Qui fête fièrement ses 200 ans ?

Londres, le samedi 28 octobre 2023 – The Lancet, l’une des principales revues médicales dans le monde, fête ses 200 ans ce mois-ci.

C’est le 5 octobre 1823, il y a tout juste 200 ans, que le Dr Thomas Wakley, jeune médecin britannique de 28 ans (le même âge que le fondateur du JIM à sa création en 1979 soit dit en passant) créait le premier numéro d’une toute nouvelle revue médicale. Pour cette nouvelle publication, dont l’objectif était de bousculer le milieu très fermé de la médecine britannique au début du XIXème siècle, ce chirurgien choisira comme nom celui de son instrument de travail : « The Lancet », un bistouri dans la langue de Shakespeare. Deux cents plus tard, The Lancet est toujours considéré comme l’une des revues médicales les plus prestigieuses du monde.  

A travers ses deux cents ans d’histoire, la petite revue qui contenait à ses débuts, outre des articles sur la chirurgie, des articles politiques, des critiques de théâtre et même la description de parties d’échecs, n’a cessé d’évoluer, accompagnant l’évolution de la médecine et des médias. La revue est longtemps restée la chasse gardée de la famille Wakley, ses membres se succédant de père en fils comme rédacteur en chef du journal jusqu’en 1909.

En 1991, The Lancet devient la propriété du groupe éditorial Elsevier, qui décide de créer des versions spécialisées du célèbre journal. Naissent alors The Lancet Infectious Diseases ou encore The Lancet Neurology. L’illustre hebdomadaire prend très vite le tournant d’internet : le site internet du Lancet est créé en 1996 et les articles sont accessibles en ligne dès 1998.

Pénicilline, échographie…et Lancet Gate

Dans ses plus de 10 000 numéros, The Lancet aura publié en exclusivité de nombreuses études scientifiques de portée historique. C’est dans The Lancet que le Dr Alexander Fleming publie en 1943 la toute première étude sur la pénicilline, ou que le Pr Ian Donald évoque la toute première écographie dans un article du 7 juin 1958. Dans The Lancet toujours qu’est rapporté en 1964 la découverte du virus Epstein-Barr.
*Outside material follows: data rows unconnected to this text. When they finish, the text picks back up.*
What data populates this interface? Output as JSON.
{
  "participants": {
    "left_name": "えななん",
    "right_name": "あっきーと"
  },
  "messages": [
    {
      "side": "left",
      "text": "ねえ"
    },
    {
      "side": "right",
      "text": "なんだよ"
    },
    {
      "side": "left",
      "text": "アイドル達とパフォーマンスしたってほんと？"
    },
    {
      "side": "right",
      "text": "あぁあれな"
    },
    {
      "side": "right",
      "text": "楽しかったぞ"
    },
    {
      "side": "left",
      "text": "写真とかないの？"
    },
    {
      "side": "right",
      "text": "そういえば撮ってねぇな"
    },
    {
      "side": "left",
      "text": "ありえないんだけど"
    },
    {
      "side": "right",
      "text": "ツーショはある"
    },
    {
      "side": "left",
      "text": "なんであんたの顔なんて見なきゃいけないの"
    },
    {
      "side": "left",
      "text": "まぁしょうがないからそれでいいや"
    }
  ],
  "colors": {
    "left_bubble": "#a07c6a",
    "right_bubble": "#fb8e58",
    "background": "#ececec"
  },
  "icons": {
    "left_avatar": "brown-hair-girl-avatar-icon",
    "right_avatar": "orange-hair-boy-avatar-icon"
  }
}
Mais à l’impossible nul n’est tenu et la réputation de The Lancet aura également été entaché par divers scandales scientifiques. En 1998, le journal publie ainsi un article au fort retentissement du Dr Andrew Wakefield sur un lien supposé entre la vaccination ROR et l’autisme : The Lancet mettra douze ans à retirer cet article totalement erroné. La pandémie de Covid-19 sera également une période difficile pour le journal.

Le 27 février 2020, il publie une lettre de 27 scientifiques dénonçant comme complotiste la théorie selon laquelle l’épidémie aurait été provoqué par un accident au laboratoire de Wuhan en Chine : il sera révélé ultérieurement que presque tous les auteurs étaient en lien avec ce laboratoire et cette théorie est désormais prise très au sérieux par la communauté scientifique. Le 22 mai 2020, le journal publie une étude censée prouver l’absence d’efficacité de l’hydroxychloroquine (HCQ) pour traiter la Covid-19 : l’article devra être retiré au bout de seulement deux semaines, plusieurs des données de l’étude étant fausses. Une affaire qui restera sous le nom de « Lancet Gate ».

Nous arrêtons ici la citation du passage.